Человек с тонкой чувствительностью и ясным умом, взволнованный злом и несправедливостью мира, ищет способ их уничтожить – в первую очередь там, где они наиболее ярко проявляются, вблизи себя; и он найдет их в своем собственном существе. Он будет увлечен этим делом в течение всей своей жизни.

Все для нас входит в наше представление о мире; изменить наше представление о мире – значит изменить мир, ведь для нас никогда не будет мира, кроме того самого, что существует для нас. Та внутренняя справедливость, ради которой мы пишем какую-то страницу, текучую и прекрасную, то истинное преобразование, ради которого мы оживляем свою мертвую чувствительность, все это – правда, наша правда, единственная правда. Большее, что есть в мире, – это пейзаж, рама, обрамляющая наши ощущения, переплетение того, о чем мы думаем. Да, это он, будь то многокрасочный пейзаж из предметов и живых существ – полей, домов, объявлений и одежды, будь то унылый пейзаж однообразных душ, поднимающийся на мгновение на поверхность в старых словах и избитых жестах, опускающийся снова на глубину фундаментальной глупости в проявлении человеческих чувств.

Революция? Изменения? Чего я очень хочу, всей искренностью моей души – чтобы ушли эти вялые облака, намыливающие серость неба; чего я хочу – видеть, как синева начинает проявляться среди них, истина достоверная и ясная, потому что она – ничто и ничего не хочет.

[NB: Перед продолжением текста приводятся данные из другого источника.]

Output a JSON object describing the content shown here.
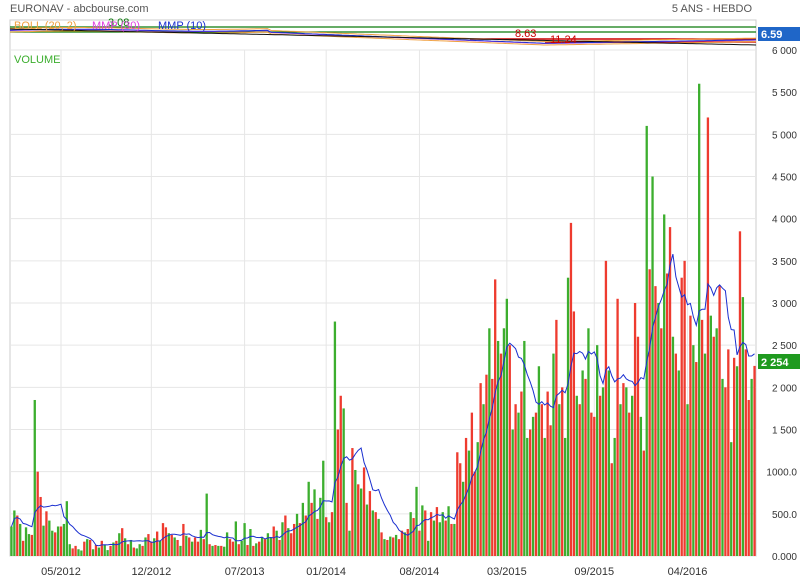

Ничто меня не огорчает так, как общепринятые слова о морали. Уже слово «долг» мне противно как некий проныра. Но есть еще «гражданский долг», «солидарная ответственность», «гуманизм» и другие того же происхождения, что внушают мне отвращение, как мусор, который выбрасывают из окон. Меня обижает сама вероятность того, что эти выражения могут иметь отношение ко мне, что я могу с ними столкнуться, как с определенной ценностью, как с определенным чувством.

Недавно я видел в витрине магазина игрушки, заставившие меня вспомнить, чем являются эти выражения. Видел на игрушечных тарелках игрушечные лакомства для кукольного стола. Этому существующему человеку, чувственному, эгоистическому, амбициозному, дружащему с одними, потому что имеет дар речи, враждующему с другими, потому что имеет дар жизни, что предложат этому человеку, с какими игрушками забавляться, с какими словами, пустыми по звуку и тону?

Правление основано на двух вещах: обуздании и обмане. Однако эти понятия не обуздывают и не обманывают, и в этом их зло. Опьяняют, когда их много, и это – другое.

Кого я ненавижу, так это реформаторов. Реформатор – это человек, видящий поверхностное зло мира и вызывающийся исцелить его, ухудшая положение со злом фундаментальным. Медик пытается сделать больное тело здоровым; но в социальной жизни мы не знаем, что́ есть больное или здоровое.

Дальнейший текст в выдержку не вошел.